Social critics are despondent over the failure absolutely to fix blame on somebody for the terrible subprime-mortgage phenomenon. There’s the temptation to blame a phenomenon judged to be malicious, or at best thoughtless, on an institutional feature of the free-market system. Jared Bernstein of the Economic Policy Institute in Washington cites a pressing need for regulation, the invisible hand of the marketplace having failed us.

It is useful to remind ourselves that the market does not pose as, or at least ought not to pose as, an executor of justice. If John and Jim, apparently equally endowed and equally motivated, launch identical business enterprises and John succeeds while Jim fails, one can’t look to the market to weigh the two entrepreneurs by meritocratic standards. The market can’t judge what role sheer luck played in the different outcomes. Free-market theory intervenes only to say that Jim, the loser, should himself bear the costs of failure.

As opposed to what?

Well, as opposed to taxing John from his earnings sufficiently to compensate Jim for his failure. The market seeks simply to individuate the winner and the loser. Interventionists are moved by a desire to temper the judgments of the marketplace, and the way to do this is: by regulation.

Regulation in some form or other is almost everywhere licensed and, generally, applauded. If competitors run taxi companies, regulation denies to any one of them an exclusive franchise: Do not seek to eliminate the competition. And there is regulation built into progressive taxation: The winner climbs into a higher tax bracket, and is thus burdened to the advantage (in the short term) of the competitor.

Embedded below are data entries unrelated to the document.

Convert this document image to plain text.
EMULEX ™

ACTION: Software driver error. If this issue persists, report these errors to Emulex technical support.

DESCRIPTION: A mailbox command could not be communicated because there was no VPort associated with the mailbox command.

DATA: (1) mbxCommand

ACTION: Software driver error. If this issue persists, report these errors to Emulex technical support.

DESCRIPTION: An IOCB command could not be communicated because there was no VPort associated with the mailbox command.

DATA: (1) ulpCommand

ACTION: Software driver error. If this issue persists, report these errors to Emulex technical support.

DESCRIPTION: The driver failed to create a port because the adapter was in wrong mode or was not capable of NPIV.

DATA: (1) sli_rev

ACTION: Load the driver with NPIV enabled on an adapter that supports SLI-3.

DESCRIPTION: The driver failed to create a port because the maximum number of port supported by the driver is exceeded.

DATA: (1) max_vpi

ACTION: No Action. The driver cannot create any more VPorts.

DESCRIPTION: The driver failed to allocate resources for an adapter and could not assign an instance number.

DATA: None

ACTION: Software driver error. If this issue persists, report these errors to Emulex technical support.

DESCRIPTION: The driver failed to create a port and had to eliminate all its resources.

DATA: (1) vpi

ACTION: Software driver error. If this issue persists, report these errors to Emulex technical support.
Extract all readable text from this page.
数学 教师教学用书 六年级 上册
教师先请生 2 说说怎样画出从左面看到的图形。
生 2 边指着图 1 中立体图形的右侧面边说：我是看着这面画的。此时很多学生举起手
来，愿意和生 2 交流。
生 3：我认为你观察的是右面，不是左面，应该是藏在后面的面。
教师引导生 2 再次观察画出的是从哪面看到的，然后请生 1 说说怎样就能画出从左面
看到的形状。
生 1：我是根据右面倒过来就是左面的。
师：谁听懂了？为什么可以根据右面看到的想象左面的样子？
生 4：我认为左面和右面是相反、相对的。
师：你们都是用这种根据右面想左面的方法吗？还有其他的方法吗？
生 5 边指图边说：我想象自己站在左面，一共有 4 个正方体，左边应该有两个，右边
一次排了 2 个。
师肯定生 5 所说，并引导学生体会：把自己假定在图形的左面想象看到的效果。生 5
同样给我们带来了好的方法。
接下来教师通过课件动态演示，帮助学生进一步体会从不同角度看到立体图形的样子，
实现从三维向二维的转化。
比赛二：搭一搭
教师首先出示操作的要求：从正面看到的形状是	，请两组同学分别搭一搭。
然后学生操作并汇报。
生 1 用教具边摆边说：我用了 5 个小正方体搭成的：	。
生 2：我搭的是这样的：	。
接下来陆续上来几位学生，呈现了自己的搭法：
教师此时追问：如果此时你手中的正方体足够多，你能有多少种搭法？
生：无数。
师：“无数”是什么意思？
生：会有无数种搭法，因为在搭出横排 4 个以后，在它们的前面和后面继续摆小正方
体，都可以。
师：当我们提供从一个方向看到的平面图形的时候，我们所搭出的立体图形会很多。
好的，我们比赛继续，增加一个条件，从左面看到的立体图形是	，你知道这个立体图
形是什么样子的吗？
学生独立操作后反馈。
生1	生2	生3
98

The mortgage crisis came on because our free society did not think to intervene at a juncture where it could have limited the effects of cosmic thoughtlessness and insouciant greed. So that the question now arises: How does society single out the gross violators, meting out punishment to those who deserve it without harming others? Is it possible to identify the guilty parties?

This family desires a house, but cannot not afford a mortgage based on conventional factors. A friendly mortgage broker emerges. He will arrange for them to get a mortgage at an easygoing rate. The lender will agree to this because, immediately on writing the mortgage, he will sell his interest in this family and their house to yet another party, who bundles it with similar mortgages and sells slices of the package to various investors. And so a great pool of mortgages accumulates, banked away in every corner of the financial house, a bit of everybody’s portfolio who has an interest in the financial order.

What the market would do, facing that situation, is to impose punishment on the disorderly mortgage brokers and lenders. But where are they? They are almost universally out of sight. They didn’t linger over the worthless mortgages; they passed them on to buyers who have been waking up during the past six months bereft of assets they thought they had.

If we could start from scratch, we might have managed a federal regulation that forbade giving mortgages to people without an adequate credit history. But we cannot do that in retrospect, so we are in mid-quandary, with foreclosures lowering the values of all houses, not just the ones with risky mortgages. Is there a market for, say, 30 million American homes?

The politics of the matter are at least this clear. The federal government being the only agent that can possibly intervene, it needs to do so, by forbidding the liquidation of mortgages until the disparity between true value and hypothetical value is pounded away by time and inflation — and a revitalization of the functions of the marketplace.